Настало затишье, какое часто бывает в разгар народных волнений.
«Дальнейший ход событий не совсем ясен, — записал Лонсевиль. — Следует расспросить о нем не только Мартынова и Костыля, но и Ларина — в его руках находятся все документы, имеющие касательство к восстанию.
Отныне я пишу не биографию великого человека, как предполагал ранее, но биографию крестьянского возмущения».
На этом запись Лонсевиля обрывалась. Дальнейшие события не дали ему возможности закончить начатую работу по изучению мятежа приписных крестьян.
Глава восьмая
Вечеринки у Юрия Ларина носили иногда таинственный характер. Собирались молодые чиновники губернских учреждений. Они играли в фараон, пели песни, пили водку и под шумок вели вольнодумные разговоры. Сборища эти получили наименование «парижского парламента».
Лонсевиль бывал несколько раз у Ларина, стремясь изучить русские нравы и получить новые сведения о Климе Соболеве и конце крестьянского восстания.
Особенно памятным для Лонсевиля был последний вечер, совпавший с приездом Ламсдорфа.
С утра шел снег, падавший густо и совершенно отвесно. В зимнем пейзаже господствовали две краски — серая и белая. Белой была земля, а серым и темным — небо.
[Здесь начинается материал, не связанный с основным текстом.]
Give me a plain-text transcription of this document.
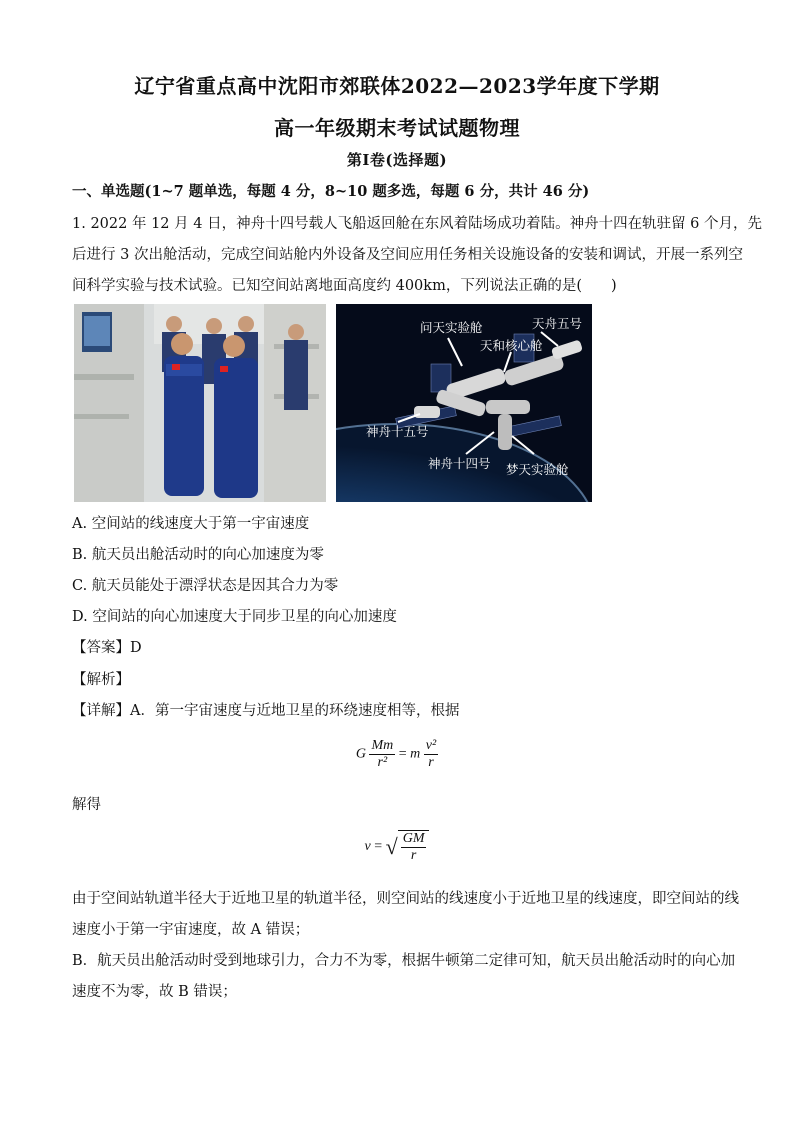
辽宁省重点高中沈阳市郊联体2022—2023学年度下学期
高一年级期末考试试题物理
第Ⅰ卷(选择题)
一、单选题(1~7 题单选，每题 4 分，8~10 题多选，每题 6 分，共计 46 分)
1. 2022 年 12 月 4 日，神舟十四号载人飞船返回舱在东风着陆场成功着陆。神舟十四在轨驻留 6 个月，先
后进行 3 次出舱活动，完成空间站舱内外设备及空间应用任务相关设施设备的安装和调试，开展一系列空
间科学实验与技术试验。已知空间站离地面高度约 400km，下列说法正确的是(　　)
问天实验舱	天舟五号
天和核心舱
神舟十五号
神舟十四号 梦天实验舱
A. 空间站的线速度大于第一宇宙速度
B. 航天员出舱活动时的向心加速度为零
C. 航天员能处于漂浮状态是因其合力为零
D. 空间站的向心加速度大于同步卫星的向心加速度
【答案】D
【解析】
【详解】A．第一宇宙速度与近地卫星的环绕速度相等，根据
G $\frac{Mm}{\text{r²}} = m \frac{\text{v²}}{r}$
解得
v = √ $\frac{GM}{r}$
由于空间站轨道半径大于近地卫星的轨道半径，则空间站的线速度小于近地卫星的线速度，即空间站的线
速度小于第一宇宙速度，故 A 错误；
B．航天员出舱活动时受到地球引力，合力不为零，根据牛顿第二定律可知，航天员出舱活动时的向心加
速度不为零，故 B 错误；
Поэтому свет вопреки обычным законам падал не с неба, а подымался с земли, что придавало редкую причудливость садам, превращенным инеем в гигантские кружевные видения, городу и лицам людей, освещенным снизу.
У Ларина пахло угаром, дымили шандалы и собравшиеся молодые люди пели излюбленную песенку «парижского парламента»:
Наше вечное согласье
Нам подаст веселы дни.
Насадим народам счастье
Мира сладкого в тени.
На этот раз среди чиновников сидел грузный старик с бегающими глазами вора и льстивым голосом. Он тер ноги, обутые в меховые сапоги, и охал.
— Вот осколок екатерининского века, бывший полковник Тарновский. Ларин подвел Лонсевиля к старику. — Очевидец многих событий, вас интересующих. При императоре Павле он был сослан к нам на завод писарем, но до сих пор не получил помилования. Отсюда вы можете судить, как жестоки наши российские законы и как беспощадна Тайная экспедиция.
— За что вы сосланы? — спросил Лонсевиль. «Явный мошенник», — подумал он про себя и пожал плечами: неразборчивость Ларина начинала его удивлять.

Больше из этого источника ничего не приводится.